Baseball Heroes by Glenn Stout

Baseball Heroes by Glenn Stout

Author:Glenn Stout
Language: eng
Format: epub
Publisher: Houghton Mifflin Harcourt


For Love of the Game

ALL ILA BORDERS EVER WANTED TO DO was play baseball.

When her father, Phil Borders, was a young man, he dreamed of pitching in the major leagues. His wife Marianne shared his love of the game. Their daughter Ila was born in 1975. There was nothing Ila enjoyed more than cuddling with her parents on the couch watching baseball on television, or going into the backyard with them and playing with a wiffle ball and bat.

When Ila was about five years old, she began playing softball in the local girls’ league. From the very beginning, Phil sensed that his daughter was special. Unlike most children—including most boys—Ila was never afraid of the ball, and when her father showed her how to grip the bat or field a ground ball, she imitated him almost exactly.

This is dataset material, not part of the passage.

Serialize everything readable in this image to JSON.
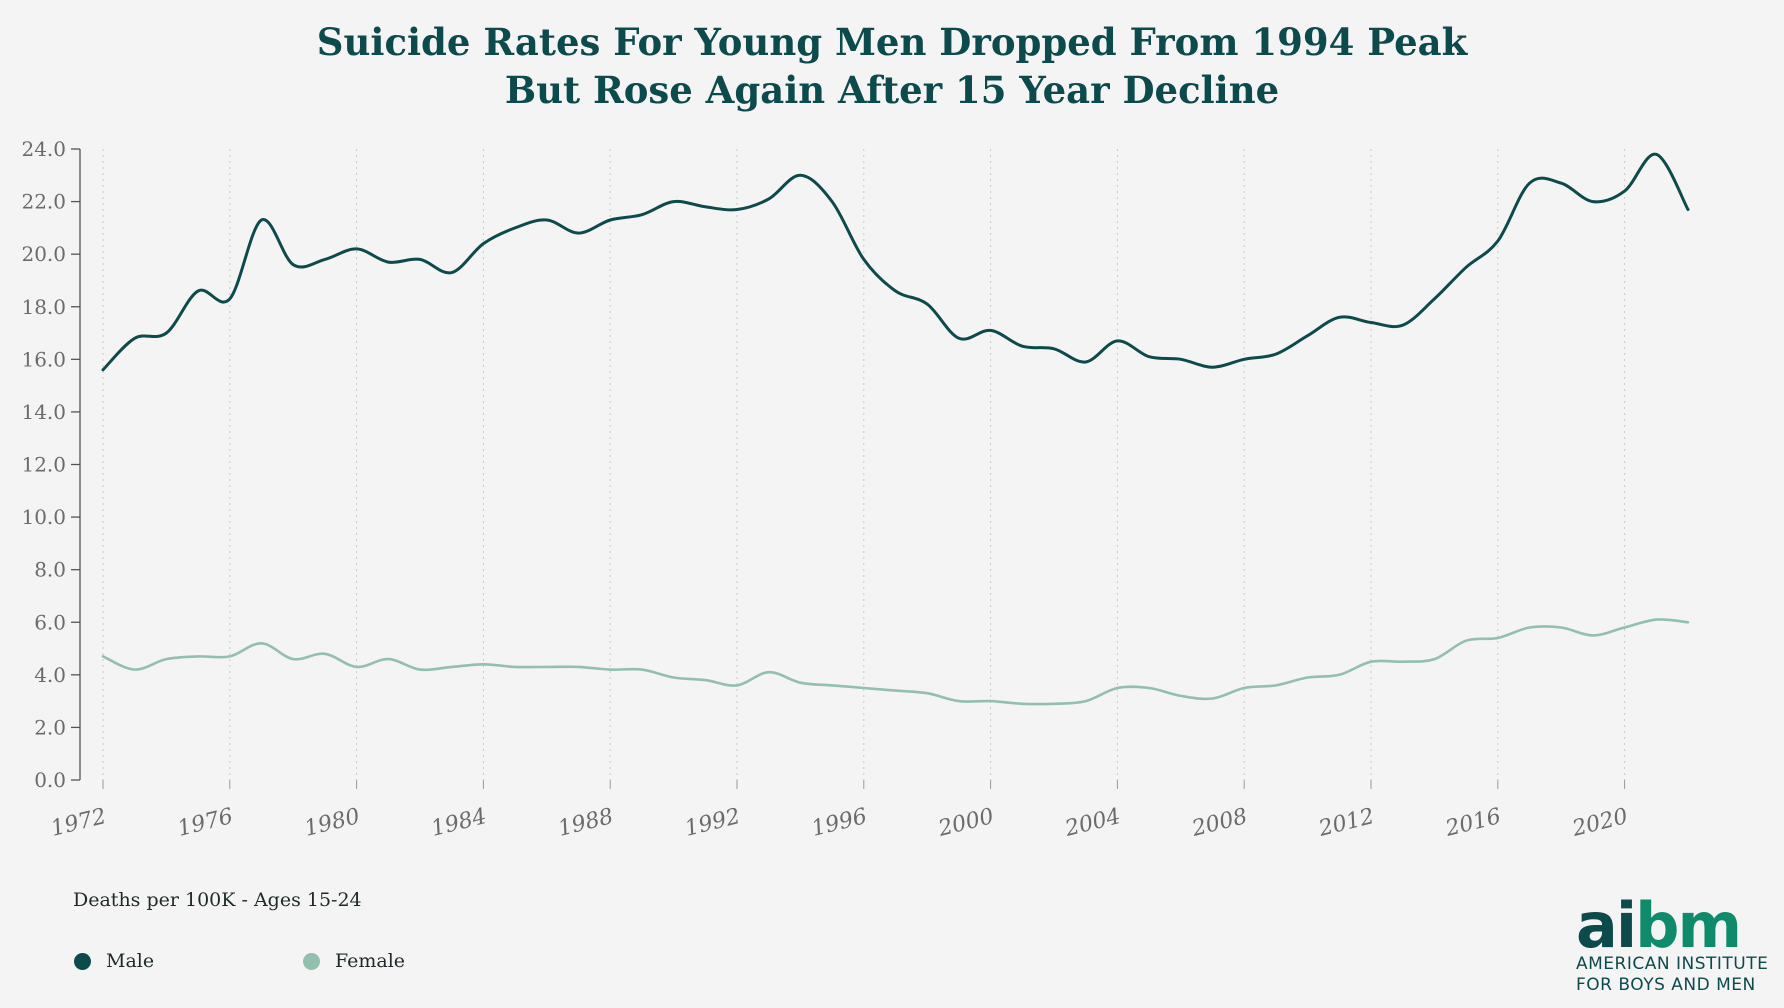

A left-handed thrower like her dad, Ila could already throw the ball accurately all the way across the diamond by the time she was seven. She was big for her age, and a good player, but Ila knew that softball wasn’t the same as baseball. Still, she never really wondered why she wasn’t playing baseball. That was a game that seemed to be for boys only.

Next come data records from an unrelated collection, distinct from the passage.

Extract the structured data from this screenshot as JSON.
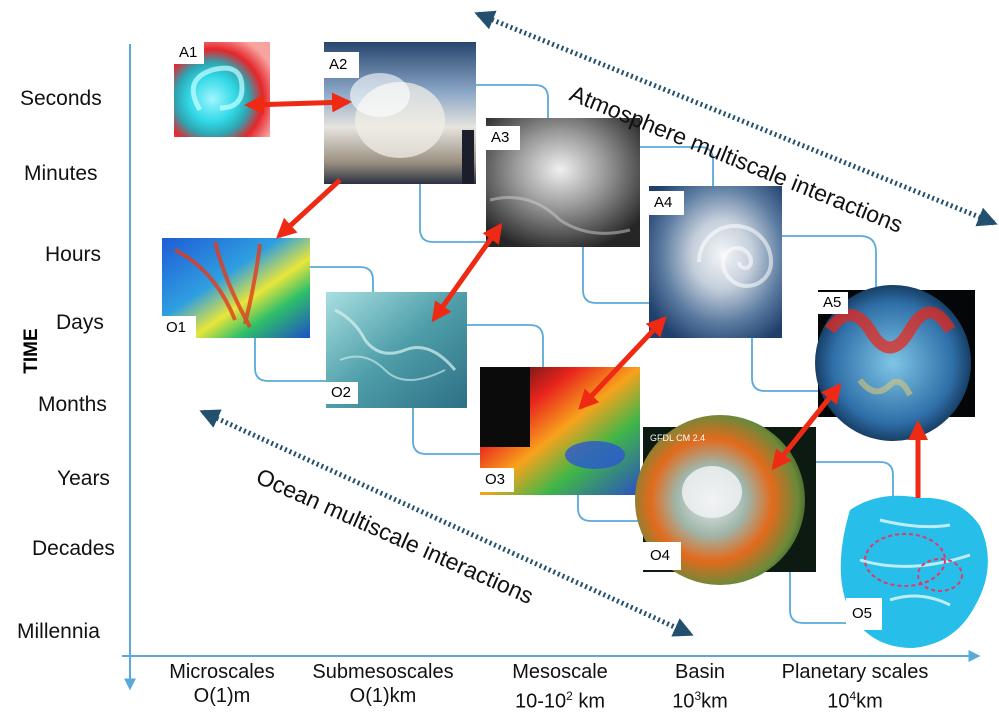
{
  "axis": {
    "time_title": "TIME",
    "time_labels": [
      "Seconds",
      "Minutes",
      "Hours",
      "Days",
      "Months",
      "Years",
      "Decades",
      "Millennia"
    ],
    "scale_labels": [
      {
        "name": "Microscales",
        "value": "O(1)m"
      },
      {
        "name": "Submesoscales",
        "value": "O(1)km"
      },
      {
        "name": "Mesoscale",
        "value_prefix": "10-10",
        "value_sup": "2",
        "value_suffix": " km"
      },
      {
        "name": "Basin",
        "value_prefix": "10",
        "value_sup": "3",
        "value_suffix": "km"
      },
      {
        "name": "Planetary scales",
        "value_prefix": "10",
        "value_sup": "4",
        "value_suffix": "km"
      }
    ]
  },
  "annotations": {
    "atmosphere": "Atmosphere multiscale interactions",
    "ocean": "Ocean multiscale interactions"
  },
  "panels": {
    "A1": "A1",
    "A2": "A2",
    "A3": "A3",
    "A4": "A4",
    "A5": "A5",
    "O1": "O1",
    "O2": "O2",
    "O3": "O3",
    "O4": "O4",
    "O5": "O5"
  },
  "inset_text": {
    "o4_title": "GFDL CM 2.4"
  },
  "colors": {
    "axis": "#5aaad9",
    "connector": "#5aaad9",
    "interaction_arrow": "#ee2a14",
    "diagonal_arrow": "#23506e"
  }
}
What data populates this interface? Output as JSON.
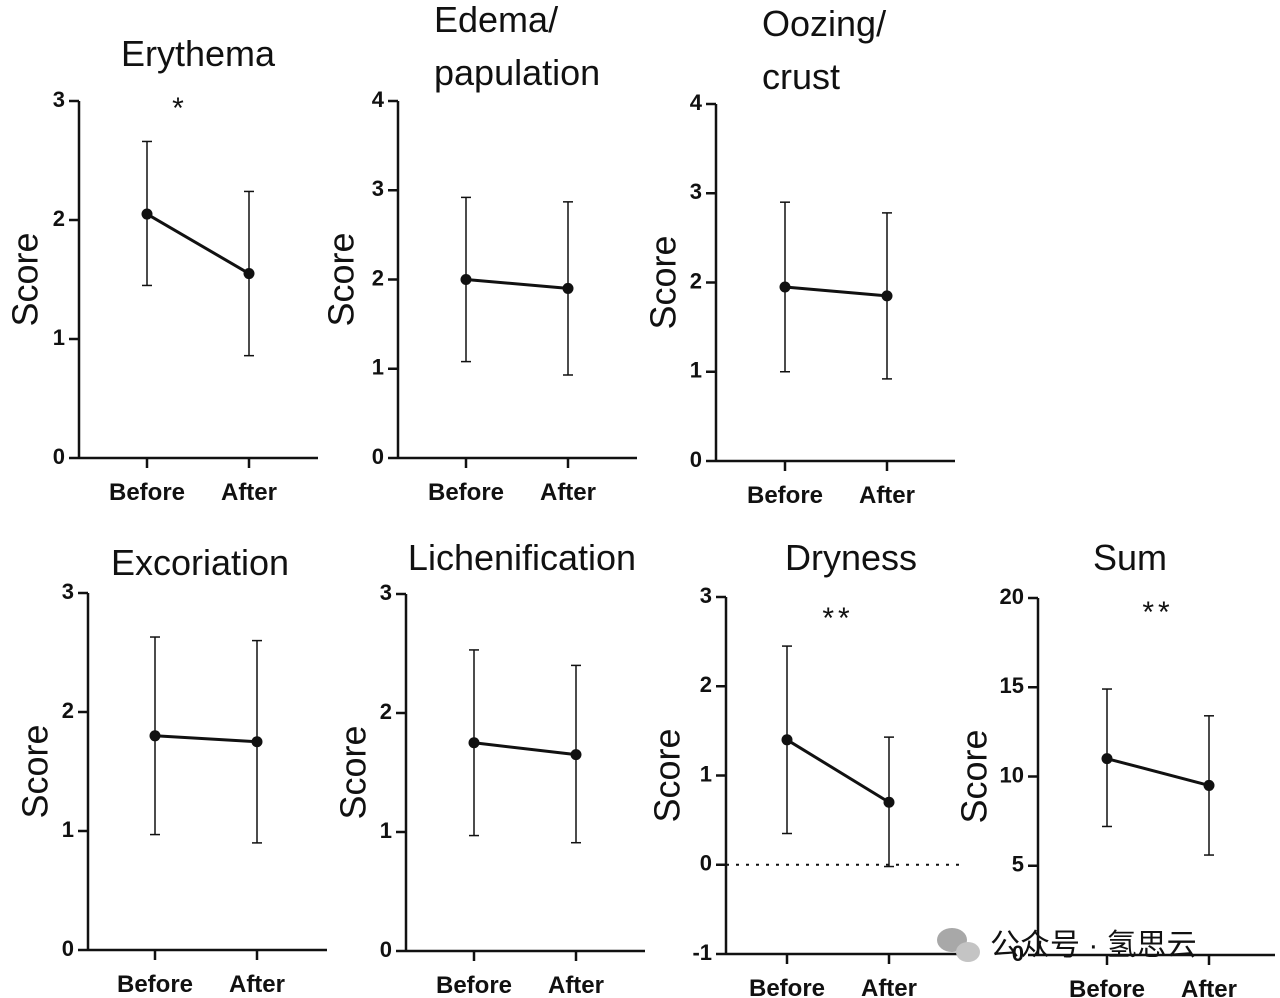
{
  "chart_data": [
    {
      "type": "line",
      "title": [
        "Erythema"
      ],
      "ylabel": "Score",
      "categories": [
        "Before",
        "After"
      ],
      "ylim": [
        0,
        3
      ],
      "yticks": [
        0,
        1,
        2,
        3
      ],
      "values": [
        2.05,
        1.55
      ],
      "err_low": [
        1.45,
        0.86
      ],
      "err_high": [
        2.66,
        2.24
      ],
      "significance": "*"
    },
    {
      "type": "line",
      "title": [
        "Edema/",
        "papulation"
      ],
      "ylabel": "Score",
      "categories": [
        "Before",
        "After"
      ],
      "ylim": [
        0,
        4
      ],
      "yticks": [
        0,
        1,
        2,
        3,
        4
      ],
      "values": [
        2.0,
        1.9
      ],
      "err_low": [
        1.08,
        0.93
      ],
      "err_high": [
        2.92,
        2.87
      ],
      "significance": ""
    },
    {
      "type": "line",
      "title": [
        "Oozing/",
        "crust"
      ],
      "ylabel": "Score",
      "categories": [
        "Before",
        "After"
      ],
      "ylim": [
        0,
        4
      ],
      "yticks": [
        0,
        1,
        2,
        3,
        4
      ],
      "values": [
        1.95,
        1.85
      ],
      "err_low": [
        1.0,
        0.92
      ],
      "err_high": [
        2.9,
        2.78
      ],
      "significance": ""
    },
    {
      "type": "line",
      "title": [
        "Excoriation"
      ],
      "ylabel": "Score",
      "categories": [
        "Before",
        "After"
      ],
      "ylim": [
        0,
        3
      ],
      "yticks": [
        0,
        1,
        2,
        3
      ],
      "values": [
        1.8,
        1.75
      ],
      "err_low": [
        0.97,
        0.9
      ],
      "err_high": [
        2.63,
        2.6
      ],
      "significance": ""
    },
    {
      "type": "line",
      "title": [
        "Lichenification"
      ],
      "ylabel": "Score",
      "categories": [
        "Before",
        "After"
      ],
      "ylim": [
        0,
        3
      ],
      "yticks": [
        0,
        1,
        2,
        3
      ],
      "values": [
        1.75,
        1.65
      ],
      "err_low": [
        0.97,
        0.91
      ],
      "err_high": [
        2.53,
        2.4
      ],
      "significance": ""
    },
    {
      "type": "line",
      "title": [
        "Dryness"
      ],
      "ylabel": "Score",
      "categories": [
        "Before",
        "After"
      ],
      "ylim": [
        -1,
        3
      ],
      "yticks": [
        -1,
        0,
        1,
        2,
        3
      ],
      "values": [
        1.4,
        0.7
      ],
      "err_low": [
        0.35,
        -0.02
      ],
      "err_high": [
        2.45,
        1.43
      ],
      "significance": "**",
      "reference_line": 0
    },
    {
      "type": "line",
      "title": [
        "Sum"
      ],
      "ylabel": "Score",
      "categories": [
        "Before",
        "After"
      ],
      "ylim": [
        0,
        20
      ],
      "yticks": [
        0,
        5,
        10,
        15,
        20
      ],
      "values": [
        11.0,
        9.5
      ],
      "err_low": [
        7.2,
        5.6
      ],
      "err_high": [
        14.9,
        13.4
      ],
      "significance": "**"
    }
  ],
  "watermark": "公众号 · 氢思云",
  "watermark_icon": "wechat-icon"
}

Then, one day when Ila was ten years old, her dad took her to see the Dodgers play.

Watching a major league game in person is much better than watching it on television. As Ila watched the Dodgers play, she found herself imagining that she was on the mound in front of a big crowd that cheered every pitch. On the way home, as she daydreamed about playing in the major leagues, she told her dad that she didn’t want to play softball anymore. She wanted to play baseball, and she really wanted to be a pitcher, just like her dad.

Most fathers probably would have explained to their daughter that baseball is a boys’ game and that women are not strong enough to play. But Phil Borders could think of no reason why Ila could not, or should not, play baseball and try to pitch. She already had a good arm, and she was left-handed, which Phil knew is a real advantage for a pitcher, because hitters see so few pitchers throwing with their left hand. He thought that “left-handed pitchers don’t grow on trees,” and that Ila might actually have a chance to be pretty good. Like him, she had big hands that would make it easy to hold a baseball.

“Okay,” her father told her, “if you want to play baseball, you can, and if you want to pitch, I’ll teach you how.”

The rest of the way home, Ila’s daydreams got even bigger.